We are often tempted to drink soft drinks and even 'healthy' sports aids bought from vending machines at the gym, but medical evidences show that they can ruin our health in the long run.
Experts say even moderate consumption of sugary soft drinks - a can a day, or just two a week - may alter our metabolism so that we pile on weight.
The drinks also appear to increase the risk of heart disease, liver failure and hypertension.
In children, soft drinks have been linked to addict-like cravings, as well as twisting kids' appetites so they hunger for junk food, the Daily Mail reported.
Sugary soft drinks come in numerous guises - from 'innocuous' fizzy elderflower to 'health' drinks such as Lucozade and 'sports' beverages like Gatorade.
Last week, a study by Bangor University and published in the European Journal Of Nutrition suggested soft drinks can cause weight gain and long-term health problems if drunk every day for as little as a month.
It reported that soft drinks actually alter metabolism, so that our muscles use sugar for energy instead of burning fat. ot only do we pile on weight, but our metabolism becomes less efficient and less able to cope with rises in blood sugar, which increases the risk of type 2 diabetes, said the researchers.
"Having seen all the medical evidence, I don't touch soft drinks now. I think drinks with added sugar are, frankly, evil," said Dr Hans-Peter Kubis, a biological scientist and expert in exercise nutrition who led the research.
The Bangor study is not the only one that linked soft drinks and serious health problems.
Earlier in March, a study has warned that men who drink a standard 12oz can of sugar-sweetened beverage every day have a 20 per cent higher risk of heart disease compared to men who don't drink any sugar-sweetened drinks.
The research was published in the American Heart Association's journal, Circulation.

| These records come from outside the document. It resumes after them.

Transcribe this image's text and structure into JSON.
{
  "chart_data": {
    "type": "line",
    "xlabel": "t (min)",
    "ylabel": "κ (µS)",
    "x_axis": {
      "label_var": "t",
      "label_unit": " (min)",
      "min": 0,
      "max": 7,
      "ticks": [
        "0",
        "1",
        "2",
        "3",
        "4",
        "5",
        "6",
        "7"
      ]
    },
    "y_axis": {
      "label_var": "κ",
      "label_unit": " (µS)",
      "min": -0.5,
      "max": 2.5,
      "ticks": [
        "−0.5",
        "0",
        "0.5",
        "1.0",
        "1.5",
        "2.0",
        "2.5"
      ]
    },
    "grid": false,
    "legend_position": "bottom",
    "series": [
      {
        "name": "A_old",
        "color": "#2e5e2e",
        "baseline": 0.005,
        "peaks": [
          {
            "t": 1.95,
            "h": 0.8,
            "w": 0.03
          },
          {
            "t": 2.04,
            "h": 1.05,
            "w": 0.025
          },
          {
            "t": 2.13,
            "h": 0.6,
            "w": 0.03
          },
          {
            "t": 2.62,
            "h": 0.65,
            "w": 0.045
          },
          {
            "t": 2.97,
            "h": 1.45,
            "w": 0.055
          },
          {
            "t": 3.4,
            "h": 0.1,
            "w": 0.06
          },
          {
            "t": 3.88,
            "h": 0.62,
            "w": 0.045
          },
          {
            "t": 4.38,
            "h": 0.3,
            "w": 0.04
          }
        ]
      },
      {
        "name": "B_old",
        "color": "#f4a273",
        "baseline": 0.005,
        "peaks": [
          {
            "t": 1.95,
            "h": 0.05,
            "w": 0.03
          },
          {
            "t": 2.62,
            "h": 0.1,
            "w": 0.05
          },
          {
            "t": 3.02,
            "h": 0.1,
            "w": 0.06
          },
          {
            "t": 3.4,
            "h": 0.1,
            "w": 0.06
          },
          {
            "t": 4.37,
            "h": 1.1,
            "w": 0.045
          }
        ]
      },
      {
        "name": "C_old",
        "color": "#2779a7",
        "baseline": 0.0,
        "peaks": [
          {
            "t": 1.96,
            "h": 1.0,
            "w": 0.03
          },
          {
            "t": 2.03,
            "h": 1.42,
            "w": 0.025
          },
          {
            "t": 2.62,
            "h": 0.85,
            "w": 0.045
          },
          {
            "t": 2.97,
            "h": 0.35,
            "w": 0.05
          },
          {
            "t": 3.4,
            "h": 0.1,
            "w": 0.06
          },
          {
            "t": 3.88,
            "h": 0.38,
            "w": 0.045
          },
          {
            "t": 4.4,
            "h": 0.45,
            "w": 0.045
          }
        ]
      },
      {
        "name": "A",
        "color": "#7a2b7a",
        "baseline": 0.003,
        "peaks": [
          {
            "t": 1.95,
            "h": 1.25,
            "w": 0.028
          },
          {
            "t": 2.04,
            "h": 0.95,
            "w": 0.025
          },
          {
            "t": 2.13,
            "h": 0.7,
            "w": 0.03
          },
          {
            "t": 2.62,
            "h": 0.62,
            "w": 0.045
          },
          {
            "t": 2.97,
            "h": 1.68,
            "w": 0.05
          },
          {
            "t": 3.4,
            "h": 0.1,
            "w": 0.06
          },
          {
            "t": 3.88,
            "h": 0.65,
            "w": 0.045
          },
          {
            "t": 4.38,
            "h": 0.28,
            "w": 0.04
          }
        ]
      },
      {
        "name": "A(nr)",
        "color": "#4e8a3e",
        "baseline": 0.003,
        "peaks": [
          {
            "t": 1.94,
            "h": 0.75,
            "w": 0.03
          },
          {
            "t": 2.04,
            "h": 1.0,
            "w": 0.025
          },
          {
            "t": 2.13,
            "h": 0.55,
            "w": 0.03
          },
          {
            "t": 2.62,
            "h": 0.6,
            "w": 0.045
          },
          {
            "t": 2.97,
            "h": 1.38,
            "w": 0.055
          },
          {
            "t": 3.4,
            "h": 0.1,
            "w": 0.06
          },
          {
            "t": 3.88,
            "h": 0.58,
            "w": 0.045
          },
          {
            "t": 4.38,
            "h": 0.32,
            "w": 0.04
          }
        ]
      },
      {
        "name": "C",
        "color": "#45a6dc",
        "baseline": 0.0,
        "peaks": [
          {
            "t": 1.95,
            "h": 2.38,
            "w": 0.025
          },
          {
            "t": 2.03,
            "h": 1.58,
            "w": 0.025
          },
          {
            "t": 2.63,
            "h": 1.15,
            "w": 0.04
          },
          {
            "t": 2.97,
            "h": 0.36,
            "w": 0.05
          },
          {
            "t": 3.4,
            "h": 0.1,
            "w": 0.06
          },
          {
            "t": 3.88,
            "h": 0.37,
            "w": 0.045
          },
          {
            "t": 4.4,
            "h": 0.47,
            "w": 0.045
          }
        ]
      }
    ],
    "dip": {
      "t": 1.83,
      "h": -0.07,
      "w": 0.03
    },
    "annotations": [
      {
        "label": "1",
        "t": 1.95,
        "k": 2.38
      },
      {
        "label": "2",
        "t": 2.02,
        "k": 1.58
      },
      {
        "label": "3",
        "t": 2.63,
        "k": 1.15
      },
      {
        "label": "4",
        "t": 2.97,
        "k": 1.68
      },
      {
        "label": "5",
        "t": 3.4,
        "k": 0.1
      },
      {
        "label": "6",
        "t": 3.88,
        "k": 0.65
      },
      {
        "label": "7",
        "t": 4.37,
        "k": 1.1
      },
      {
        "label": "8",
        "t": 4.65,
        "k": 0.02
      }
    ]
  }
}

Another study reported in the journal Cancer Epidemiology, Biomarkers and Prevention found just two carbonated drinks (330ml each) every week appears to double the risk of pancreatic cancer.
Meanwhile, soft drinks with high levels of fruit juice may cause severe long-term liver damage, according to an Israeli study.
People who drank two cans of these drinks a day were five times more likely to develop fatty liver disease - a precursor to cirrhosis and liver cancer.
In the Journal of Hepatology, the lead investigator, Dr Nimer Assy, warned high levels of fructose fruit sugar in the drinks can overwhelm the liver, leading it to accumulate fat.
Perhaps most disturbing is the picture emerging from various studies that suggest sugary drinks expose children to a perfect storm of obesity threats.
Four years ago, researchers at University College London's Health Behaviour Research Centre found drinking soft drinks makes children aged around 11 want to drink more often, even when they're not actually thirsty - and that their preference is for more sugary drinks.
More recent research suggested fizzy drinks might sway children's tastes towards high-calorie, high-salt food.
And a study in the British Dental Journal found four cans of fizzy drink a day increased the risk of tooth erosion by 252 per cent.